Pierre, la semaine n’est pas l’oeuvre d’un auteur anonyme, mais est assumée par toute sa rédaction.

En ce qui concerne les supposées arrières-pensées des Euros, je tiens à te rassurer : il n’y en a aucune. En tout cas, certainement pas celle de supposer que tel ou tel n’a pas l’étoffe d’un chef d’Etat.

Comme l’ont révélé les commentaires, la pratique instituée est de nommer à la tête du Conseil européen une personnalité étant (ou ayant été)à la tête d’un gouvernement ou d’un Etat. Malgré tout, il s’agit d’une pratique relativement jeune, étant donné que le poste vient d’être créé.

A + Antoine_

Antoine
27 juillet 2010
16:48
Pan sur le bec !

PC, Voici un commentaire dont la recherche de compromis ne peut qu’honorer son auteur. Mais je ne suis pas sûr que cela sera suffisant pour clore les prises de bec (je me permets de filer la métaphore).
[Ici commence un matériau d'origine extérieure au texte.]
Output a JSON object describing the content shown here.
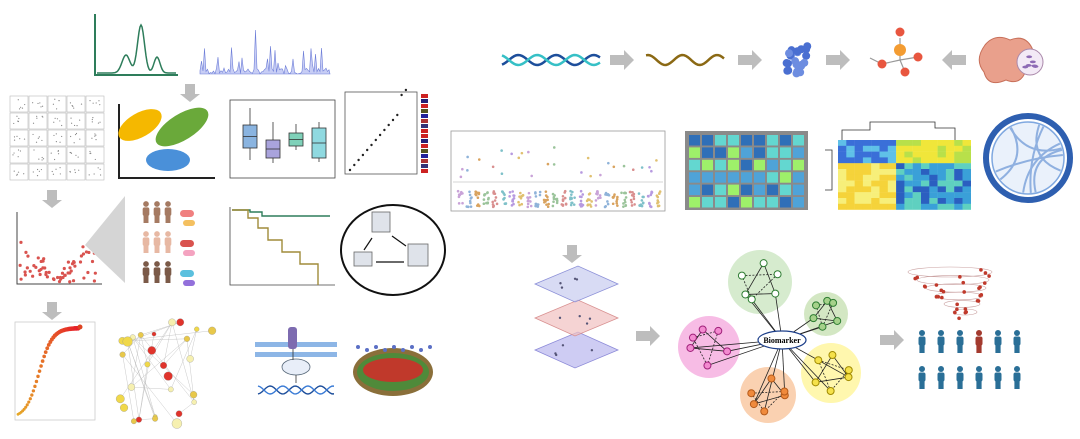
{
  "diagram": {
    "center_label": "Biomarker"
  }
}
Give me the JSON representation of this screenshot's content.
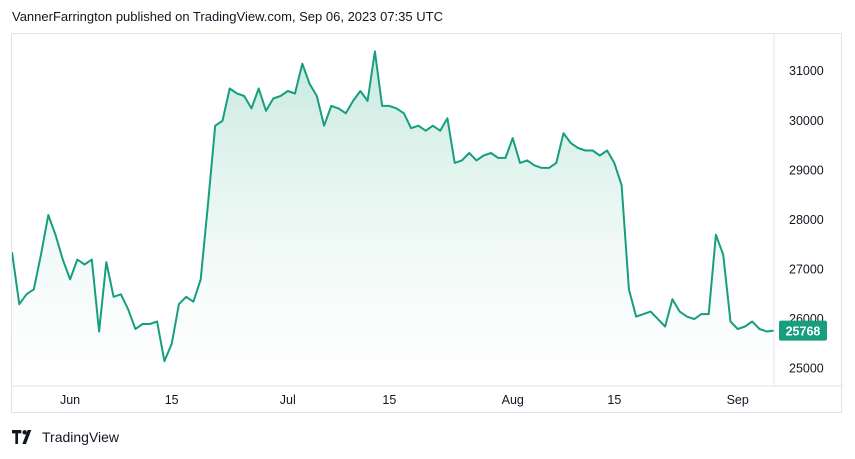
{
  "header": {
    "text": "VannerFarrington published on TradingView.com, Sep 06, 2023 07:35 UTC"
  },
  "footer": {
    "brand": "TradingView",
    "logo_icon": "tradingview-logo-icon"
  },
  "colors": {
    "line": "#179e7f",
    "fill_top": "#c4e8dd",
    "fill_bottom": "#ffffff",
    "last_price_bg": "#179e7f",
    "grid": "#e0e3eb"
  },
  "chart_data": {
    "type": "area",
    "title": "",
    "xlabel": "",
    "ylabel": "",
    "ylim": [
      24650,
      31750
    ],
    "y_axis_position": "right",
    "grid": false,
    "y_ticks": [
      25000,
      26000,
      27000,
      28000,
      29000,
      30000,
      31000
    ],
    "x_ticks": [
      {
        "label": "Jun",
        "x": "2023-06-01"
      },
      {
        "label": "15",
        "x": "2023-06-15"
      },
      {
        "label": "Jul",
        "x": "2023-07-01"
      },
      {
        "label": "15",
        "x": "2023-07-15"
      },
      {
        "label": "Aug",
        "x": "2023-08-01"
      },
      {
        "label": "15",
        "x": "2023-08-15"
      },
      {
        "label": "Sep",
        "x": "2023-09-01"
      }
    ],
    "x_range": [
      "2023-05-24",
      "2023-09-06"
    ],
    "last_price": 25768,
    "series": [
      {
        "points": [
          [
            "2023-05-24",
            27350
          ],
          [
            "2023-05-25",
            26300
          ],
          [
            "2023-05-26",
            26500
          ],
          [
            "2023-05-27",
            26600
          ],
          [
            "2023-05-28",
            27300
          ],
          [
            "2023-05-29",
            28100
          ],
          [
            "2023-05-30",
            27700
          ],
          [
            "2023-05-31",
            27200
          ],
          [
            "2023-06-01",
            26800
          ],
          [
            "2023-06-02",
            27200
          ],
          [
            "2023-06-03",
            27100
          ],
          [
            "2023-06-04",
            27200
          ],
          [
            "2023-06-05",
            25750
          ],
          [
            "2023-06-06",
            27150
          ],
          [
            "2023-06-07",
            26450
          ],
          [
            "2023-06-08",
            26500
          ],
          [
            "2023-06-09",
            26200
          ],
          [
            "2023-06-10",
            25800
          ],
          [
            "2023-06-11",
            25900
          ],
          [
            "2023-06-12",
            25900
          ],
          [
            "2023-06-13",
            25950
          ],
          [
            "2023-06-14",
            25150
          ],
          [
            "2023-06-15",
            25500
          ],
          [
            "2023-06-16",
            26300
          ],
          [
            "2023-06-17",
            26450
          ],
          [
            "2023-06-18",
            26350
          ],
          [
            "2023-06-19",
            26800
          ],
          [
            "2023-06-20",
            28300
          ],
          [
            "2023-06-21",
            29900
          ],
          [
            "2023-06-22",
            30000
          ],
          [
            "2023-06-23",
            30650
          ],
          [
            "2023-06-24",
            30550
          ],
          [
            "2023-06-25",
            30500
          ],
          [
            "2023-06-26",
            30250
          ],
          [
            "2023-06-27",
            30650
          ],
          [
            "2023-06-28",
            30200
          ],
          [
            "2023-06-29",
            30450
          ],
          [
            "2023-06-30",
            30500
          ],
          [
            "2023-07-01",
            30600
          ],
          [
            "2023-07-02",
            30550
          ],
          [
            "2023-07-03",
            31150
          ],
          [
            "2023-07-04",
            30750
          ],
          [
            "2023-07-05",
            30500
          ],
          [
            "2023-07-06",
            29900
          ],
          [
            "2023-07-07",
            30300
          ],
          [
            "2023-07-08",
            30250
          ],
          [
            "2023-07-09",
            30150
          ],
          [
            "2023-07-10",
            30400
          ],
          [
            "2023-07-11",
            30600
          ],
          [
            "2023-07-12",
            30400
          ],
          [
            "2023-07-13",
            31400
          ],
          [
            "2023-07-14",
            30300
          ],
          [
            "2023-07-15",
            30300
          ],
          [
            "2023-07-16",
            30250
          ],
          [
            "2023-07-17",
            30150
          ],
          [
            "2023-07-18",
            29850
          ],
          [
            "2023-07-19",
            29900
          ],
          [
            "2023-07-20",
            29800
          ],
          [
            "2023-07-21",
            29900
          ],
          [
            "2023-07-22",
            29800
          ],
          [
            "2023-07-23",
            30050
          ],
          [
            "2023-07-24",
            29150
          ],
          [
            "2023-07-25",
            29200
          ],
          [
            "2023-07-26",
            29350
          ],
          [
            "2023-07-27",
            29200
          ],
          [
            "2023-07-28",
            29300
          ],
          [
            "2023-07-29",
            29350
          ],
          [
            "2023-07-30",
            29250
          ],
          [
            "2023-07-31",
            29250
          ],
          [
            "2023-08-01",
            29650
          ],
          [
            "2023-08-02",
            29150
          ],
          [
            "2023-08-03",
            29200
          ],
          [
            "2023-08-04",
            29100
          ],
          [
            "2023-08-05",
            29050
          ],
          [
            "2023-08-06",
            29050
          ],
          [
            "2023-08-07",
            29150
          ],
          [
            "2023-08-08",
            29750
          ],
          [
            "2023-08-09",
            29550
          ],
          [
            "2023-08-10",
            29450
          ],
          [
            "2023-08-11",
            29400
          ],
          [
            "2023-08-12",
            29400
          ],
          [
            "2023-08-13",
            29300
          ],
          [
            "2023-08-14",
            29400
          ],
          [
            "2023-08-15",
            29150
          ],
          [
            "2023-08-16",
            28700
          ],
          [
            "2023-08-17",
            26600
          ],
          [
            "2023-08-18",
            26050
          ],
          [
            "2023-08-19",
            26100
          ],
          [
            "2023-08-20",
            26150
          ],
          [
            "2023-08-21",
            26000
          ],
          [
            "2023-08-22",
            25850
          ],
          [
            "2023-08-23",
            26400
          ],
          [
            "2023-08-24",
            26150
          ],
          [
            "2023-08-25",
            26050
          ],
          [
            "2023-08-26",
            26000
          ],
          [
            "2023-08-27",
            26100
          ],
          [
            "2023-08-28",
            26100
          ],
          [
            "2023-08-29",
            27700
          ],
          [
            "2023-08-30",
            27300
          ],
          [
            "2023-08-31",
            25950
          ],
          [
            "2023-09-01",
            25800
          ],
          [
            "2023-09-02",
            25850
          ],
          [
            "2023-09-03",
            25950
          ],
          [
            "2023-09-04",
            25800
          ],
          [
            "2023-09-05",
            25750
          ],
          [
            "2023-09-06",
            25768
          ]
        ]
      }
    ]
  }
}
En effet, je conviens que la brève était peut être formulée de manière maladroite, mais je reste toutefois pantois quant au contenu même de l’article. Car ce n’est pas tant la maladresse / l’imprécision que je critique mais le fond même. On croirait lire que la nomination du président du Conseil se fait comme celle d’un pape. Un genre de sous-entendu « Ce n’est pas écrit stricto sensu dans le traité, mais en fait ils se réunissent et jurent de ne pas quitter la salle du conseil avant d’avoir élu un président parmi eux. Un malheureux chef d’unité est désigné pour leur apporter café et pain sec lorsqu’ils en ont besoin. L’élection se fait par phases successives jusqu’au consensus ou et à ce que la fumée blanche sorte de la petite cheminée de Justus Lipsius. Alors la foule rassemblée rond point Schuman peut s’en aller rassurée à la maison... »

Pour le coup je doute assez que le critère « chef d’Etat actuellement en poste » soit dans une condition sine qua non pour entrer en fonction. Mais si tel était le cas, je peux déjà dire que jamais on n’aura de président du Conseil français, allemand ou britannique car qui serait assez suicidaire politiquement pour abandonner une telle fonction au profit du poste ô combien prestigieux de plante verte de Justus Lipsius ? Je doute également qu’on en arrive à un point où les dits chefs d’Etat jouent un coup de billard en 10 bandes pensant se faire élire au niveau national uniquement pour un jour devenir calife à la place du calife.

Quoi qu’il en soit, le traité ne précise rien de tel et comme cela a été remarqué, la pratique dans le domaine est plutôt courte, donc je ne pense pas qu’il faille en tirer des généralités qui seraient, forcément, hasardeuses.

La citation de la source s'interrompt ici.